Bolstering Hulu’s profitability by adjusting the price or product mix of Hulu Plus is also not an option. In fact, given the company’s unique constraints, there is in fact no possible price point or product mix combination at which Hulu Plus would be profitable. Media feedback and the company’s decision to reduce Hulu Plus’ price shortly after its launch indicate that users are reluctant to pay for the service. Because Hulu needs permission from television networks to provide content, it does not have the option of improving Hulu Plus’ content offer and driving up the subscription fee. Furthermore, since television networks are accustomed to higher compensation for their content from other distribution channels (network television, DVD sales), Hulu is unlikely to negotiate its content costs down.

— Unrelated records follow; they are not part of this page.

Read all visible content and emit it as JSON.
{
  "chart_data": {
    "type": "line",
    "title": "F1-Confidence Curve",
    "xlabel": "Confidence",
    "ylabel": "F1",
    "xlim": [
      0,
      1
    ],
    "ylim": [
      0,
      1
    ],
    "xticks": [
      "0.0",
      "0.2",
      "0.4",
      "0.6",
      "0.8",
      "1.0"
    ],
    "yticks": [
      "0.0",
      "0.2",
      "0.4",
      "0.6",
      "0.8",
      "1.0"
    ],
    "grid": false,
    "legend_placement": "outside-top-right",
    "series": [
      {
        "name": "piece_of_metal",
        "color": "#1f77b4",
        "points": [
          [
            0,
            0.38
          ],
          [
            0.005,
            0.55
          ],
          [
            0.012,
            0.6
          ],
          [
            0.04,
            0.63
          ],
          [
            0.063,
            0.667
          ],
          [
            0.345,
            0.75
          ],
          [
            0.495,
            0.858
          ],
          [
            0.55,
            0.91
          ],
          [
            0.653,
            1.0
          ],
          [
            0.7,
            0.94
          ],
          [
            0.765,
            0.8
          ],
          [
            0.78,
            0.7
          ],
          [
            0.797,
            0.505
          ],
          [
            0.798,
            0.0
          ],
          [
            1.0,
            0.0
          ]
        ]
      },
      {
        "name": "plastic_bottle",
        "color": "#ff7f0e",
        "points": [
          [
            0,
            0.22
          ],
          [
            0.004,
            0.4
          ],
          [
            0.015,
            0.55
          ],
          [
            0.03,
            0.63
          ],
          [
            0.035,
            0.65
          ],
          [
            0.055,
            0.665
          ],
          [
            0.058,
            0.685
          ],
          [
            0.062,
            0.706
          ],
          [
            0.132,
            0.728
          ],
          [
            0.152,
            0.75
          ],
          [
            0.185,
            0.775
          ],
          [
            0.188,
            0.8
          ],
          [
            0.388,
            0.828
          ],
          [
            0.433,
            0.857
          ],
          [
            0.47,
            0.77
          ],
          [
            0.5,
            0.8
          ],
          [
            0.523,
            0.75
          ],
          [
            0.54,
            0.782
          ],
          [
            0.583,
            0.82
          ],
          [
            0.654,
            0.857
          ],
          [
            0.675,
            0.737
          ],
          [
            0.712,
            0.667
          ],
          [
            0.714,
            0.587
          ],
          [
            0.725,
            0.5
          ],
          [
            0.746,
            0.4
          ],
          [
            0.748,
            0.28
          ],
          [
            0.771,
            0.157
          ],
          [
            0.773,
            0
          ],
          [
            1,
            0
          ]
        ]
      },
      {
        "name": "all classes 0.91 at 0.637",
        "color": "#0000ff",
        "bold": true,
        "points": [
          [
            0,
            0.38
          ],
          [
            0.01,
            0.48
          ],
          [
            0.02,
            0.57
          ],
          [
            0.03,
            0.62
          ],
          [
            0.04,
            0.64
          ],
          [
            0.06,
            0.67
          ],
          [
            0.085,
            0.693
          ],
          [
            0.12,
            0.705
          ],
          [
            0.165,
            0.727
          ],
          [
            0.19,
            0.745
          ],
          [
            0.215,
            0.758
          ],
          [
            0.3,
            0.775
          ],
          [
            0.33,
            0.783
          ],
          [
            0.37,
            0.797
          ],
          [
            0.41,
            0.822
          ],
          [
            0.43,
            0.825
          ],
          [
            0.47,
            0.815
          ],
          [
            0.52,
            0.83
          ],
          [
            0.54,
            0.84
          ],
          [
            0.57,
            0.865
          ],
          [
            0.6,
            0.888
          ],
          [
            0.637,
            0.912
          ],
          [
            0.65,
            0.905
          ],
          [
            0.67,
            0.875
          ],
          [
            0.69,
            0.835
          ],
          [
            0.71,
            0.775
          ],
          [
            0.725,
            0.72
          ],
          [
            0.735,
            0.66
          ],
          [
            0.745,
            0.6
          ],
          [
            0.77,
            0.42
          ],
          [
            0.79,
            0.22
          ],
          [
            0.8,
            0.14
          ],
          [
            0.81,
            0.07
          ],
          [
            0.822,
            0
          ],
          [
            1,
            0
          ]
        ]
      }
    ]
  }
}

Adjusting free and premium product mixes is often used as a method of encouraging premium service sales. By reducing the quality of their free service, companies can make their premium service more desirable in comparison. However, because Hulu faces stiff competition from other video providers in the market, artificially decreasing video content or increasing the amount of advertising on the free service, would drive users away from the website completely. Besides online pay-per-view service websites (iTunes, Amazon) and other subscription based video services (Netflix), Hulu competes against illegal video sharing and file sharing sites that offer video content for free. Such sites have nonmonetary costs for users, such as a risk of computer viruses, risk of prosecution, and a level inconvenience. Even still, if the quality of Hulu’s free service declines excessively, users may nonetheless return to these options for their online video needs.

Thus, as the service currently stands, Hulu Plus is a poor application of the freemium model and not a viable long term business plan. In fact, content partners may actually be the main beneficiaries of Hulu Plus. Television networks have long complained about the compensation they receive for their content from Hulu and Hulu Plus could very well have been intended as an addition revenue stream designed to appease them. Hulu was founded as a joint venture between television networks but, as an independent company, its current priority should be to establish a business model that optimizes its long term profitability. This version of “freemium” is clearly not the answer.